After the Protests Are Heard: Enacting Civic Engagement and Social TransformationNYU Press, 2019. After the Protests Are Heard confronts the difficult reality that social change is often followed by spikes in violence and authoritarianism. It offers important insights into how the nation might more fully acknowledge the brutal costs of racism and the historical drivers of racial injustice, and how people of all races can contain such violence in the present and prevent its resurgence in the future. After the Protests Are Heard is a must-read for everyone interested in social justice and activism – from the barricades and campuses to the breakrooms and cubicles.

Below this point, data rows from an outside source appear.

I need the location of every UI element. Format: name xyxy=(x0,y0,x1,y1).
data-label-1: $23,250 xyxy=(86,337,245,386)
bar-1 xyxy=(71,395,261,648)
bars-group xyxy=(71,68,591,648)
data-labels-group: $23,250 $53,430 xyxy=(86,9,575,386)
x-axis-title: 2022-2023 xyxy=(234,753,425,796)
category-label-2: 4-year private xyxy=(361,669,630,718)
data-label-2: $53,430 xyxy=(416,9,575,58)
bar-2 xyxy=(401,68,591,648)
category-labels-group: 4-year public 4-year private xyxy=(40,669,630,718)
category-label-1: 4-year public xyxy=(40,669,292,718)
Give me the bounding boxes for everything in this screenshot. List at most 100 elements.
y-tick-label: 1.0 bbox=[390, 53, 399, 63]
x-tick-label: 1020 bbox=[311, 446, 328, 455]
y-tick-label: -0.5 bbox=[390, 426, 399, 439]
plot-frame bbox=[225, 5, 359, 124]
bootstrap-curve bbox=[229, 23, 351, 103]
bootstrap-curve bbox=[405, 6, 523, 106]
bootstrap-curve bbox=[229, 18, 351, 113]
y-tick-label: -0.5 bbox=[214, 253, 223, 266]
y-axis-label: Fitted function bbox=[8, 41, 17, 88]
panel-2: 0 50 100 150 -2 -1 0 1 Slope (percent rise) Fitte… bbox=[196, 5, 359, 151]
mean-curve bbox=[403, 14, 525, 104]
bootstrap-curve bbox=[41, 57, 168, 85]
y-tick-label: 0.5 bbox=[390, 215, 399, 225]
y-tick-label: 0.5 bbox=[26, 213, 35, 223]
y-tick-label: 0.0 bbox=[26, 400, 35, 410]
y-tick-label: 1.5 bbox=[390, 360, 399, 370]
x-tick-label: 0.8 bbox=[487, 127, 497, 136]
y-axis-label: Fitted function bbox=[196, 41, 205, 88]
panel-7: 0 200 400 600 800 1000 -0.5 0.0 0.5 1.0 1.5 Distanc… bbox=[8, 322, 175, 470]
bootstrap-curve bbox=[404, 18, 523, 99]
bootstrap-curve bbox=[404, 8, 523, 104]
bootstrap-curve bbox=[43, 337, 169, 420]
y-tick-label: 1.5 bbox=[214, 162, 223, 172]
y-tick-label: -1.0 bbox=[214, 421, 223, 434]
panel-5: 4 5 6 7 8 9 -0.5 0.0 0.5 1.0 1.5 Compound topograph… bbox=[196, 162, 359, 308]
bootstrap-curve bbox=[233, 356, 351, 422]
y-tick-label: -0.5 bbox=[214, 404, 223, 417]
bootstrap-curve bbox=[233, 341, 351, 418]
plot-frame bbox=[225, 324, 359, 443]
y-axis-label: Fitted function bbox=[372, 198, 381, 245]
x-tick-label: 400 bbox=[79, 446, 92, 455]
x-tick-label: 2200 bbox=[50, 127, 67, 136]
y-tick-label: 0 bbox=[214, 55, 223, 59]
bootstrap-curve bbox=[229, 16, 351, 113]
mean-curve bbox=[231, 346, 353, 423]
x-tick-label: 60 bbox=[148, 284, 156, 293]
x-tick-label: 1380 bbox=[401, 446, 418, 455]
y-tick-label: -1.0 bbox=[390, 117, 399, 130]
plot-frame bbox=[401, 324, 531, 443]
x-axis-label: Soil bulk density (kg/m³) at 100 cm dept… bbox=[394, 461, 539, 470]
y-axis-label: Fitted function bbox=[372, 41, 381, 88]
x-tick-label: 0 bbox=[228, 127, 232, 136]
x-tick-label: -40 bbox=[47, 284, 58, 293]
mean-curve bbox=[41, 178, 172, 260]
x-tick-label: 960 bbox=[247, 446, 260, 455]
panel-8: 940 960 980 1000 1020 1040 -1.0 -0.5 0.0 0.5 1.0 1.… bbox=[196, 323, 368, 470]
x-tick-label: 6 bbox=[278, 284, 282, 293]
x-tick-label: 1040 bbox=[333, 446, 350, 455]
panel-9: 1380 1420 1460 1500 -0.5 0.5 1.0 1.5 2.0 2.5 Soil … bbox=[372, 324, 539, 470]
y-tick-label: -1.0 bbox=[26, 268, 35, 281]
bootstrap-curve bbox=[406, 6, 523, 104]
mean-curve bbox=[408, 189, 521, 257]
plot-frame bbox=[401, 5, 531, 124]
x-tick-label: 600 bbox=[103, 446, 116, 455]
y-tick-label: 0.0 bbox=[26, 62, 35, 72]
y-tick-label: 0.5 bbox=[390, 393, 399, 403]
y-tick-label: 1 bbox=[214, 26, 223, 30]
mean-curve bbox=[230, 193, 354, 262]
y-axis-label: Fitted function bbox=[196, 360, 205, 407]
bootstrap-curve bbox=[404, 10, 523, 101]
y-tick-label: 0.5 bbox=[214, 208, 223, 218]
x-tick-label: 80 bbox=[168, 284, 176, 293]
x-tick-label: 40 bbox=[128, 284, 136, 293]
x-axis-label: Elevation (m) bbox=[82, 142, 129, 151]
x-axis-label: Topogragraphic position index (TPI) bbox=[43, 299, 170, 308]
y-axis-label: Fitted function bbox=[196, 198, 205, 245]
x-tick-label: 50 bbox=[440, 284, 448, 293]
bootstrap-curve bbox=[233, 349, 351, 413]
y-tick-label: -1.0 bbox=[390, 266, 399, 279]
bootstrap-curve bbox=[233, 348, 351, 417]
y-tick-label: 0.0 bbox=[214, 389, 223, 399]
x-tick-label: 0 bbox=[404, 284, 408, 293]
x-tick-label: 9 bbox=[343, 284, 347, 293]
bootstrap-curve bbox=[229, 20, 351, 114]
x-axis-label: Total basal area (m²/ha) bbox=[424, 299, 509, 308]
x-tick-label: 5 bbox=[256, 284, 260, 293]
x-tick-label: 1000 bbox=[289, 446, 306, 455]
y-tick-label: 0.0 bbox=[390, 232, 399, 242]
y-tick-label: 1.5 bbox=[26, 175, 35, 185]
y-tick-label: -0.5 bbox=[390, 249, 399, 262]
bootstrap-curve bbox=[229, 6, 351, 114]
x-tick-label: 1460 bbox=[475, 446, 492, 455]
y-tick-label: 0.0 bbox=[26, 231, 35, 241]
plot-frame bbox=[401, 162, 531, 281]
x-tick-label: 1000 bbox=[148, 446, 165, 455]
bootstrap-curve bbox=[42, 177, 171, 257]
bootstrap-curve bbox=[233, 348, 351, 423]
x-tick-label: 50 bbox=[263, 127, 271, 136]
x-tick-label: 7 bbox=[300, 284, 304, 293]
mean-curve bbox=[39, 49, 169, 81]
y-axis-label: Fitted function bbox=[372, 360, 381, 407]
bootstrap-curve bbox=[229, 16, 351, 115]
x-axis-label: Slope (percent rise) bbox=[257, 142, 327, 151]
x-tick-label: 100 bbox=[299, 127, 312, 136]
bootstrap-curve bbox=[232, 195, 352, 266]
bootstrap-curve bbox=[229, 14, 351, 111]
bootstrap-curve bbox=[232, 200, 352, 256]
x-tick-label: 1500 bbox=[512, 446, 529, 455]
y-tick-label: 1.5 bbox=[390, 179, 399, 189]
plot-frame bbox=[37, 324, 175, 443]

Taraneh Wilkinson, Fondazione per le scienze religiose, Giovanni XXIII

Dialectical Encounters: Contemporary Turkish Muslim Thought in DialogueEdinburgh University Press, 2019. This book engages recent trends in Turkish Ilahiyat through a close analysis of the creative theological and philosophical contributions of Şaban Ali Düzgün (Ankara University) and Recep Alpyağıl (Istanbul University), highlighting their respective syntheses of Euro-American and Turkish-Muslim conceptual frameworks. Pushing against reductive readings of Turkish Muslim thought, the book addresses themes of authenticity, authority, human agency, along with Turkish Muslim responses to skepticism and religious pluralism.

Pablo Wright, University of Buenos Aires

Periferias sagradas en la modernidad argentina (Sacred peripheries in Argentine modernity), Biblos, 2018. In this book we analyze from an anthropological perspective religious groups and communities that share peripheral places in the Argentine religious field dominated by Catholicism. They propose non-mainstream cosmologies, ontologies, rituals, organization and identities that can be regarded as critical projects of Latin American modernity. Ethnographic cases include Spiritism, AMORC Rosicurcianism and Anthroposophy, the Santo Daime church, Zen Buddhism, and UFO religions.